The evidence says it is. Increasing cortical thickness, which comes with maturation, is associated with higher levels of intelligence in humans, but with a caveat. The higher levels of intelligence are only reached if brain development is prolonged [source]. According to J. Giedd, a researcher at the U.S. National Institute of Mental Health:

The brain regions used to think, plan, and reason mature two years later in those kids with high IQ scores….A child who is not reading or doing math like his peers may end up doing even better than them years down the road. (Savage, 2006, para 2)

While all brains reach the same level of development by 19, those brains that took longer to get there show the highest levels of intelligence.

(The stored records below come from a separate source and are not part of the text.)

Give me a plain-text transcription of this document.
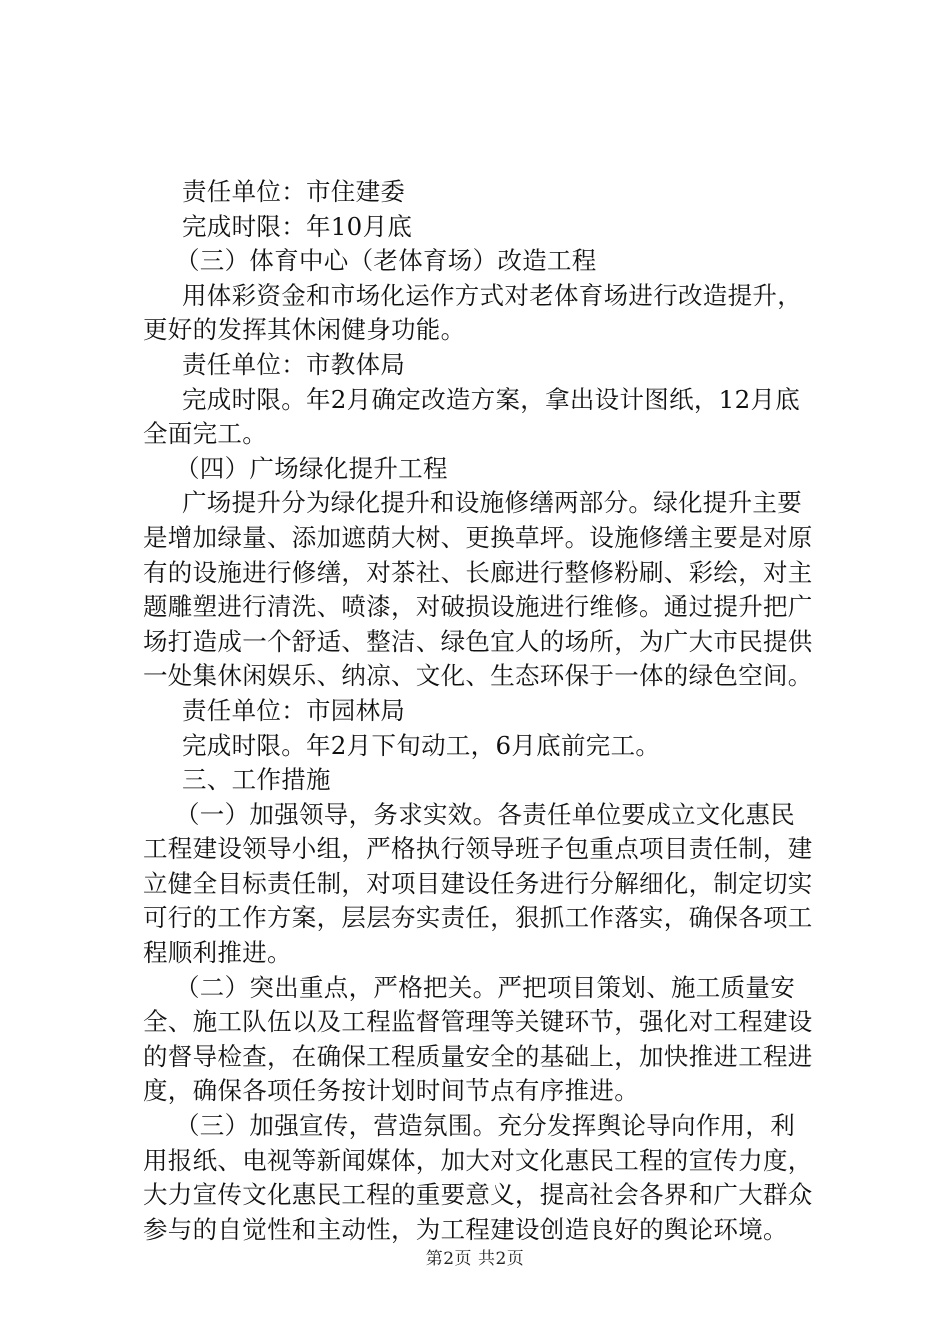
责任单位：市住建委
完成时限：年10月底
（三）体育中心（老体育场）改造工程
用体彩资金和市场化运作方式对老体育场进行改造提升，
更好的发挥其休闲健身功能。
责任单位：市教体局
完成时限。年2月确定改造方案，拿出设计图纸，12月底
全面完工。
（四）广场绿化提升工程
广场提升分为绿化提升和设施修缮两部分。绿化提升主要
是增加绿量、添加遮荫大树、更换草坪。设施修缮主要是对原
有的设施进行修缮，对茶社、长廊进行整修粉刷、彩绘，对主
题雕塑进行清洗、喷漆，对破损设施进行维修。通过提升把广
场打造成一个舒适、整洁、绿色宜人的场所，为广大市民提供
一处集休闲娱乐、纳凉、文化、生态环保于一体的绿色空间。
责任单位：市园林局
完成时限。年2月下旬动工，6月底前完工。
三、工作措施
（一）加强领导，务求实效。各责任单位要成立文化惠民
工程建设领导小组，严格执行领导班子包重点项目责任制，建
立健全目标责任制，对项目建设任务进行分解细化，制定切实
可行的工作方案，层层夯实责任，狠抓工作落实，确保各项工
程顺利推进。
（二）突出重点，严格把关。严把项目策划、施工质量安
全、施工队伍以及工程监督管理等关键环节，强化对工程建设
的督导检查，在确保工程质量安全的基础上，加快推进工程进
度，确保各项任务按计划时间节点有序推进。
（三）加强宣传，营造氛围。充分发挥舆论导向作用，利
用报纸、电视等新闻媒体，加大对文化惠民工程的宣传力度，
大力宣传文化惠民工程的重要意义，提高社会各界和广大群众
参与的自觉性和主动性，为工程建设创造良好的舆论环境。
第2页 共2页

Think about that and the implications. Those kids that we think are “slow” (unaware of how right that word really is) are the ones Giedd says become the smartest. If so, what a terrible injustice we are perpetuating, an injustice I’m going to call “Better Brain Punishment.” We group learners by age, not maturation, and compare their test scores to differentiate the smart from the not smart. Interestingly, the “not smart” group includes Speilberg, Edison, Disney, Lincoln, Darwin, Gates & Allen, Dyson, Rowling, Zuckerberg, Einstein, Newton, and so many more, all of whom had trouble in school.

We punish the slow ones. It is a principle our entire educational system is based on, and if you think about it long enough, one that should bring tears to your eyes.

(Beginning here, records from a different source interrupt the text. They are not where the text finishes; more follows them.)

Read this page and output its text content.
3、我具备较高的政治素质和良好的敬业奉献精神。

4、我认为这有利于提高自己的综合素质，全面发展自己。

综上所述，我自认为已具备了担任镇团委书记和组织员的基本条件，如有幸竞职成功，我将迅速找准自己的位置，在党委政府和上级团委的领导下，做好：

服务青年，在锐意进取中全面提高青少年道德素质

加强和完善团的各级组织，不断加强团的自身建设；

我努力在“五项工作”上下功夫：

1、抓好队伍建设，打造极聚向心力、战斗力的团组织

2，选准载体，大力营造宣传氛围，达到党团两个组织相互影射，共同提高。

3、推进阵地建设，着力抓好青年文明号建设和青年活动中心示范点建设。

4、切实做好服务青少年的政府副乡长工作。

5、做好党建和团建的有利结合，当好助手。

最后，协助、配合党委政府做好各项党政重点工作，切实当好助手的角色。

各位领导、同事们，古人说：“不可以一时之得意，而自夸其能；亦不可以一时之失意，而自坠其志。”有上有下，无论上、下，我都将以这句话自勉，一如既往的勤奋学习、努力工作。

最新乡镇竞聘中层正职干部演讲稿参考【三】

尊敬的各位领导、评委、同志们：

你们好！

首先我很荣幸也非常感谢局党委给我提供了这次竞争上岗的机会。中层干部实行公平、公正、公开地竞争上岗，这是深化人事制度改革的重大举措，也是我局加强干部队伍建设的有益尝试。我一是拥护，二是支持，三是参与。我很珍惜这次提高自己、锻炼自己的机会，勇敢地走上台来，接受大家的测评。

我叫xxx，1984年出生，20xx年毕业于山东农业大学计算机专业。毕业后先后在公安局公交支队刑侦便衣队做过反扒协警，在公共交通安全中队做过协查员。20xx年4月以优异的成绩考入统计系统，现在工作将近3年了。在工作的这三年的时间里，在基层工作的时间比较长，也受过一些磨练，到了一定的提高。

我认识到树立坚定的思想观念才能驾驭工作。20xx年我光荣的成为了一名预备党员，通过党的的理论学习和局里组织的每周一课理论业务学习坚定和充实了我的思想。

When I was the only kid in my Geometry class who didn’t “get it,” my peers thought I was dumb and I thought so, too. A year later, I did get it, but by then, it was too late. I had already been judged. In today’s world, performance in school carries huge stakes for youth, and Better Brain Punishment might be further tilting the playing field. We might be shutting out the smartest. Or worse: I don’t consider myself particularly smart, but, for most of my life, I had to struggle against a recurring low self-image. Here we see the dark side of self-efficacy

"Here we see the dark side of self-efficacy."
Curtis Kelly
TT Author

So, what can we do? Just knowing what we have discussed here is a good start, and telling other teachers can help as well. But maybe the best counter is telling parents. Parents tend to be more direct in their punishments, and more than anyone else, they need to be told that a kid who has trouble “getting it” is probably just a late bloomer, and that, in itself, might be a sign of higher intelligence.

We have a chance to cross a bridge, my friends, to becoming wiser educators. We have a chance to make right the wrongs our predecessors have inflicted. Just telling the kids-who-can’t-get-it that the smarter ones often take longer might flip the mindset. Just showing them that you cherish them as much as any other might give them the power to persist. We now know that, instead of just one or the other, abilities come from a combination of nature and nurture. We cannot stop nature; but we can shape it with the nurture!

Curtis Kelly (EDD), the first coordinator of the JALT Mind, Brain, and Education SIG, is a Professor of English at Kansai University in Japan. He is the producer of the Think Tanks, has written over 30 books and 100 articles, and given over 400 presentations. His life mission, and what drew him to brain studies, is “to relieve the suffering of the classroom.”